Among semiotic systems social semiotics is of special importance for finding a special place for these structures and as semantic elements which are relevant to dialogical use that matters most for finding systemic features of these idioms. A means of understanding (interpretation) together with the mode of thinking provide a linguist with of expressive language. This type of the paradigm is based on interactively conditioned interpretive systems. Interpretation again comes as an energetic potential of an element that gives it possibility to take in the system a certain slot in a communicative frame. Frames may be defined in various ways according to social thesaurus that we have. Say, legal dialogue, feministic quarrel, political debate etc.
The process of acquiring the slot is connected with the procedures of interpretation. Procedural semantics allows defining know-how of communicative idioms showing sustainable development of this system. Thus we can proceed from the initial and conclusive meanings (S init-S fin).
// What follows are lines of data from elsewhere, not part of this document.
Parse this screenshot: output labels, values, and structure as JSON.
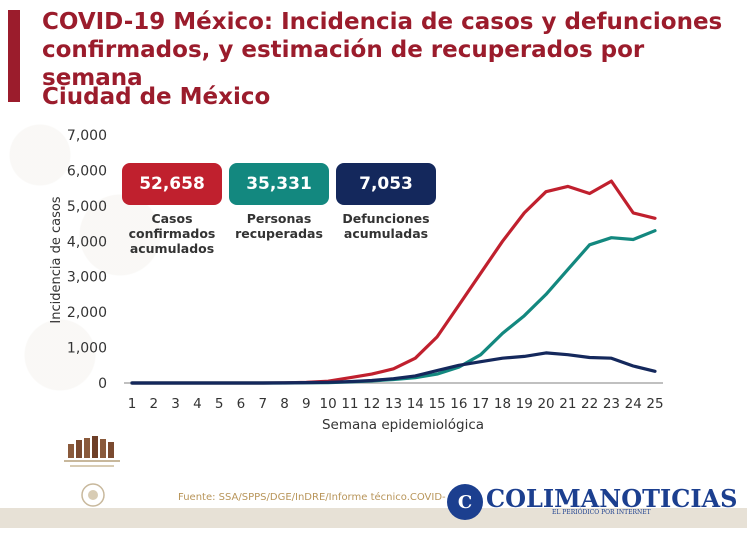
{
  "header": {
    "title": "COVID-19 México: Incidencia de casos y defunciones confirmados, y estimación de recuperados por semana",
    "region": "Ciudad de México"
  },
  "kpis": [
    {
      "value": "52,658",
      "label": "Casos\nconfirmados\nacumulados",
      "color": "#c0202e"
    },
    {
      "value": "35,331",
      "label": "Personas\nrecuperadas",
      "color": "#13887f"
    },
    {
      "value": "7,053",
      "label": "Defunciones\nacumuladas",
      "color": "#14285c"
    }
  ],
  "footer": {
    "source": "Fuente: SSA/SPPS/DGE/InDRE/Informe técnico.COVID-",
    "brand_initial": "C",
    "brand": "COLIMANOTICIAS",
    "brand_sub": "EL PERIÓDICO POR INTERNET"
  },
  "chart_data": {
    "type": "line",
    "xlabel": "Semana epidemiológica",
    "ylabel": "Incidencia de casos",
    "x": [
      1,
      2,
      3,
      4,
      5,
      6,
      7,
      8,
      9,
      10,
      11,
      12,
      13,
      14,
      15,
      16,
      17,
      18,
      19,
      20,
      21,
      22,
      23,
      24,
      25
    ],
    "ylim": [
      0,
      7000
    ],
    "yticks": [
      0,
      1000,
      2000,
      3000,
      4000,
      5000,
      6000,
      7000
    ],
    "ytick_labels": [
      "0",
      "1,000",
      "2,000",
      "3,000",
      "4,000",
      "5,000",
      "6,000",
      "7,000"
    ],
    "grid": false,
    "series": [
      {
        "color": "#c0202e",
        "values": [
          0,
          0,
          0,
          0,
          0,
          0,
          0,
          5,
          20,
          50,
          150,
          250,
          400,
          700,
          1300,
          2200,
          3100,
          4000,
          4800,
          5400,
          5550,
          5350,
          5700,
          4800,
          4650
        ]
      },
      {
        "color": "#13887f",
        "values": [
          0,
          0,
          0,
          0,
          0,
          0,
          0,
          0,
          5,
          10,
          30,
          60,
          100,
          150,
          250,
          450,
          800,
          1400,
          1900,
          2500,
          3200,
          3900,
          4100,
          4050,
          4300
        ]
      },
      {
        "color": "#14285c",
        "values": [
          0,
          0,
          0,
          0,
          0,
          0,
          0,
          2,
          10,
          20,
          40,
          70,
          120,
          200,
          350,
          500,
          600,
          700,
          750,
          850,
          800,
          720,
          700,
          480,
          330
        ]
      }
    ]
  }
}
Procedural semantics as a method for description of dynamic system has several attractive features. For one thing, real time is included into analysis and then, literal meaning is not necessarily taken into account. This gives the opportunity to look at the language as a socially changing system. Next, recursive meaning is used as component of semantic description.
Finally, procedures allow using integral descriptions. of pragmatics and semantic elements. In conclusion it should be stressed that sustainable development in the discussed three paradigms as an approach to study open dynamic systems presupposes involvement of integral procedural semantic interpretation.